Outra descoberta revelou que mais de um terço dos homens com clamídia rectal eram seropositivos para o VIH.
A clamídia é a infecção bacteriana sexualmente transmissível mais comum no Reino Unido. O teste para a clamídia uretral é aconselhado como teste de rotina a todos os homens que recorrem a clínicas de saúde sexual, contudo, o teste rectal para a infecção não é disponibilizado aos homossexuais que frequentam estas mesmas clínicas. Este teste nem sequer é recomendado nas linhas de orientação sobre testes de saúde sexual da Associação Britânica para a Saúde Sexual e VIH (BASHH)
Estudos prévios revelaram que 7% - 9% dos homens homossexuais que recorrem a clínicas de saúde sexual têm infecções rectais por clamídia, na maioria das vezes sem sintomas. A clamídia, como todas as infecções sexualmente transmissíveis (IST), pode causar alterações na mucosa genital que aumentam o risco de transmissão de VIH. Assim sendo, os investigadores acreditam que um dos benefícios da detecção e tratamento da clamídia rectal seria a redução da transmissão do VIH.
Recentemente foram observados em homossexuais no Reino Unido e noutros países industrializados, surtos de infecção sexualmente transmissível por linfogranuloma venereo (LGV). Esta infecção é causada por algumas estirpes de clamídia e a maioria dos casos envolvia infecção rectal. Como reacção a esta manifestação de LGV, a equipa da consulta de saúde sexual do Hospital londrino de Chelsea e Westminster começou a testar os homens homossexuais para a infecção rectal por clamídia.
Foi desenhado um estudo pelos investigadores do hospital com três objectivos:
**Determinar a prevalência de clamídia rectal nos homens homossexuais.
**Descobrir quantas destas infecções eram assintomáticas.
**Estabelecer o número de infecções que não seriam diagnosticadas se este teste de rotina não fosse introduzido.
O estudo decorreu entre 2005 e 2006 e incluiu um total de 3076 homens. Todos estes homens fizeram testes para a clamídia uretral e 3017 fizeram o teste para a infecção rectal.
Os resultados demonstraram que 8% dos homens tinham clamídia rectal e 5% uretral. A prevalência da clamídia foi mais alta que a de qualquer outra infecção, tendo os testes mostrado que 4% dos homens tinha gonorreia rectal, 5% tinha gonorreia uretral e 3% sífilis.
Os investigadores debruçaram-se então sobre os casos de clamídia. Dos 397 homens diagnosticados com clamídia, 62% (247) tinham infecção rectal, 42% (164) tinham infecção uretral e 4% (15) tinham a infecção nas duas zonas.

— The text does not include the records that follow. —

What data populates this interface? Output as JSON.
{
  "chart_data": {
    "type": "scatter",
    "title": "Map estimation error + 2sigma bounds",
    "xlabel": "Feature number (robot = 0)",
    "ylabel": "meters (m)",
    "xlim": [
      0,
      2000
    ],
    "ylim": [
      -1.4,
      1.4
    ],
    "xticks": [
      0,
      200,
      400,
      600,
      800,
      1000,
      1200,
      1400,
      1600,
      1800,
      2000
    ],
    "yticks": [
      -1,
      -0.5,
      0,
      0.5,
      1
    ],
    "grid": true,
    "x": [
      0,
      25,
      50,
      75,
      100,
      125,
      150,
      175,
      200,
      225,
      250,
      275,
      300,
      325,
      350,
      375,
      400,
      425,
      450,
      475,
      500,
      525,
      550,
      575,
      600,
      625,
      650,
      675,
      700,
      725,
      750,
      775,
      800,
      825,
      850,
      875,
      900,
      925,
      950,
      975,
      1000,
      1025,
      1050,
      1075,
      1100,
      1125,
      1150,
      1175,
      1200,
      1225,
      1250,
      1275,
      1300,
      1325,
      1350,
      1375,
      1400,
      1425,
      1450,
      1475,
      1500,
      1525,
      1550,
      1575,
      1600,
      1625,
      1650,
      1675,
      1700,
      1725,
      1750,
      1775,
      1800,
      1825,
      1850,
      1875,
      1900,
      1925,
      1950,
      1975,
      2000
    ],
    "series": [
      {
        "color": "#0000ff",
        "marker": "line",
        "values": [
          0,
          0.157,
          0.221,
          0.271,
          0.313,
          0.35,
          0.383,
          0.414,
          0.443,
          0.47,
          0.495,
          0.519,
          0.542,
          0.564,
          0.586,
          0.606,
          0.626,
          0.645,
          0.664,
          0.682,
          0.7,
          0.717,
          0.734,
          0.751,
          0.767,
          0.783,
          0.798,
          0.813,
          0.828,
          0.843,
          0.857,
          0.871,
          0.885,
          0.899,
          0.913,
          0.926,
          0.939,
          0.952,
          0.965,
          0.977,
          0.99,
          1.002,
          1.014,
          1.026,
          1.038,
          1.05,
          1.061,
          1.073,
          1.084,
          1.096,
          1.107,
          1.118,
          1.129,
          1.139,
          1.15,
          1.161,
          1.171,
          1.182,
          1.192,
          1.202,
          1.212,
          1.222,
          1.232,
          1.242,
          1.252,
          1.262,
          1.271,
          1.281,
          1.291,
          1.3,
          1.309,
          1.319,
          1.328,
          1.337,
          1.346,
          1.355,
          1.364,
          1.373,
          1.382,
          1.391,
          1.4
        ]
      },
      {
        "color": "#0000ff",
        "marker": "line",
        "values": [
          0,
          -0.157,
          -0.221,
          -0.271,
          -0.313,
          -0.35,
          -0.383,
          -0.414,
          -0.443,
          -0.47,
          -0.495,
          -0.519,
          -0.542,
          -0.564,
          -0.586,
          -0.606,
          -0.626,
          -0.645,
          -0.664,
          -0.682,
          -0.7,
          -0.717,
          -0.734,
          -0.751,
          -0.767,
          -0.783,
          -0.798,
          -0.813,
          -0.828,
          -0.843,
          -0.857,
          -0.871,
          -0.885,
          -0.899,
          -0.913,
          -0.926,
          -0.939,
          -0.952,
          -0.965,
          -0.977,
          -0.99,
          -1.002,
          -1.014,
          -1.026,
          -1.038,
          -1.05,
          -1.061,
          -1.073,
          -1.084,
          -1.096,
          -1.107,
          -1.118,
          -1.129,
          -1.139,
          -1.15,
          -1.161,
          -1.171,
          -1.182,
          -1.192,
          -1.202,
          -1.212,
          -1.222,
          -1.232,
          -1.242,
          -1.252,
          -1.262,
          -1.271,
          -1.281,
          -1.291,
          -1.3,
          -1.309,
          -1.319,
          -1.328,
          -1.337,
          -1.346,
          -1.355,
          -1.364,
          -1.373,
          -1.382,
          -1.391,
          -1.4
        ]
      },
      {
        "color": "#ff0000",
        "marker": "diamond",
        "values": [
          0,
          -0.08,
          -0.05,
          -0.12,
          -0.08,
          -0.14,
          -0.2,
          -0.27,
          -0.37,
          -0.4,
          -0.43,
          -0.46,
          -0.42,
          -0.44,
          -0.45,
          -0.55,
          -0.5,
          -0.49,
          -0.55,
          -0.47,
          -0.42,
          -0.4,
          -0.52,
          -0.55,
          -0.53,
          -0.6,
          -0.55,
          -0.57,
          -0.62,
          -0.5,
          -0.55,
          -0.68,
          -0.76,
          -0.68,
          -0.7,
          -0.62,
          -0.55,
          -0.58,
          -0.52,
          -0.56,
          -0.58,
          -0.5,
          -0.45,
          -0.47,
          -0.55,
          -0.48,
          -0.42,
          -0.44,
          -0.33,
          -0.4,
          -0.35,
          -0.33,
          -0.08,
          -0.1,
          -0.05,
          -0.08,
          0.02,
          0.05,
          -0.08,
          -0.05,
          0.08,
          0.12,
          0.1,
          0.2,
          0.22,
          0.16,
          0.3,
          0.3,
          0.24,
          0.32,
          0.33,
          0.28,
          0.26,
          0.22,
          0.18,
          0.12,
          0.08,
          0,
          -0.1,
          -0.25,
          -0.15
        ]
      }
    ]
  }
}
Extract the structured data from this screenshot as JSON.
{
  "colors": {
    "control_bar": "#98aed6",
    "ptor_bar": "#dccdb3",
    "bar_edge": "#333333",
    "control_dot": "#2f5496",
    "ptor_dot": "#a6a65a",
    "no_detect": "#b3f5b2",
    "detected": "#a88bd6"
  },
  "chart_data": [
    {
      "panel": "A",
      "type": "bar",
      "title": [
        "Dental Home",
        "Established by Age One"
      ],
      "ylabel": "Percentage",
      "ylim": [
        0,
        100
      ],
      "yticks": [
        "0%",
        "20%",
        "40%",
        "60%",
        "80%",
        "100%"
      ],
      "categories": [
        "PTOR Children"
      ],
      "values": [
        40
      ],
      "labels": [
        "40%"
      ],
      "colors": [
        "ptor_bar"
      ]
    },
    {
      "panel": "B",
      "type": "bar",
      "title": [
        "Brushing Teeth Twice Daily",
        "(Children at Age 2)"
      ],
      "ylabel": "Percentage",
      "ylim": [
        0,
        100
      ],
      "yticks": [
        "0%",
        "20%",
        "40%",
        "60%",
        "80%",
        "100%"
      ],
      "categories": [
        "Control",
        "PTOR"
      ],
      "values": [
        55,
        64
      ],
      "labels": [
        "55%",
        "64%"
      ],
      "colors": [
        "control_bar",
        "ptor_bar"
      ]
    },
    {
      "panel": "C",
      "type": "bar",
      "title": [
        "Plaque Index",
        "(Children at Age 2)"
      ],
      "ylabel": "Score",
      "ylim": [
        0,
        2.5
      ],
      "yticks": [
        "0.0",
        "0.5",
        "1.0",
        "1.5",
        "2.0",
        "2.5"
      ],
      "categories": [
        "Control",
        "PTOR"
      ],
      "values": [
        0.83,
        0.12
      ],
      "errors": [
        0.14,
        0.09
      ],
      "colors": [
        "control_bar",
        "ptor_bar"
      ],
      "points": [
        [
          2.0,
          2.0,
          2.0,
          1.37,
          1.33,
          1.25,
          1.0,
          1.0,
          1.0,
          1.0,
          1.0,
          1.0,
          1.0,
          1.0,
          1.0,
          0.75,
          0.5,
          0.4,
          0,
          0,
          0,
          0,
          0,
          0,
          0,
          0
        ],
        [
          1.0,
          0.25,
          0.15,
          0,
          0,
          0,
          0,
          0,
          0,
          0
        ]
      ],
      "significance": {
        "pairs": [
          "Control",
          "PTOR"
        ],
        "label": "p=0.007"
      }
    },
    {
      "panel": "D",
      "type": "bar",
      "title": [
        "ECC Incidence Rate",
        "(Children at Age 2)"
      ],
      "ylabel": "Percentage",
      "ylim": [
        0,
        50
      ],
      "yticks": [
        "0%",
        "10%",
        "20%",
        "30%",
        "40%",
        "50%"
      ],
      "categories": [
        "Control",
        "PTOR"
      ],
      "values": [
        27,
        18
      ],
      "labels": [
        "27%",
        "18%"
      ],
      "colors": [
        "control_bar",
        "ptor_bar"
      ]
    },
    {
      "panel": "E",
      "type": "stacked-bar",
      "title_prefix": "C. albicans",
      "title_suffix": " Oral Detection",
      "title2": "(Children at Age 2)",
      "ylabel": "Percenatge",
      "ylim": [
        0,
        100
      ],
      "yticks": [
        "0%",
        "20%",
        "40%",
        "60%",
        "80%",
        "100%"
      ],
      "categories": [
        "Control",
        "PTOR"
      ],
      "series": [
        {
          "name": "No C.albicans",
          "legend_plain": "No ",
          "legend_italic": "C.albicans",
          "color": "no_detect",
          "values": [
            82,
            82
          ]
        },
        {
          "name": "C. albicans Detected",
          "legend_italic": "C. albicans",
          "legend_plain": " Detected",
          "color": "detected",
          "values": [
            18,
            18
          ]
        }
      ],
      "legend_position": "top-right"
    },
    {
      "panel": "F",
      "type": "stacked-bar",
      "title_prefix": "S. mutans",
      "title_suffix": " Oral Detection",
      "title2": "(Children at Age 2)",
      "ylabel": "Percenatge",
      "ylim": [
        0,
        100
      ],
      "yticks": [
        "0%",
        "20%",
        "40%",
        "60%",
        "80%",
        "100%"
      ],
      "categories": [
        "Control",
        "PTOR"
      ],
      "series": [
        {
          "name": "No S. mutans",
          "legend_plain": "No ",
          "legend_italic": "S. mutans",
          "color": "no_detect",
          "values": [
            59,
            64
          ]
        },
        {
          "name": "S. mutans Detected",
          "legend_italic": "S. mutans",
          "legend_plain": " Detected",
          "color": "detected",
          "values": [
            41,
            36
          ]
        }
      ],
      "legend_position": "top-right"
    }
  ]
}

A infecção rectal por clamídia era assintomática em 69% (171) dos homens e, portanto, não teriam sido diagnosticados sem a despistagem de rotina. Só 8% dos homens assintomáticos tinham também infecção uretral.
O LGV rectal foi diagnosticado em 14% (35) dos homens com clamídia rectal. Foi também detectado um caso de LGV uretral. A grande maioria dos casos de LGV rectal (82%) era sintomático.
Houve uma prevalência alta de infecção pelo VIH nos homens com clamídia rectal (38%, 94 indivíduos). Os investigadores constataram também que doze dos homens foram diagnosticados para o VIH e clamídia ao mesmo tempo.
Os factores associados significativamente à infecção rectal por clamídia foram a infecção pelo VIH (p < 0.01), gonorreia rectal (p = 0.0002) e verrugas genitais (p = 0.016). Os investigadores excluíram os homens com LGV da análise estatística, mas detectaram uma associação significativa entre a clamídia rectal e o VIH (p = 0.004) e entre a clamídia rectal e a gonorreia rectal (p = 0.002).
“Os nossos dados indicam uma taxa superior de infecção por clamídia rectal quando comparado com a gonorreia, sendo que uma proporção significativa era assintomática”, declaram os autores do estudo.
Concluíram então que “as linhas orientadoras sobre ISTs no Reino Unido recomendam exclusivamente testes de rotina para a gonorreia rectal, mas não para a clamídia rectal e os nossos dados demonstram a necessidade de rever estas linhas orientadoras. Recomendamos testes de rotina para a clamídia rectal em homens que têm sexo com homens em risco de se infectarem.”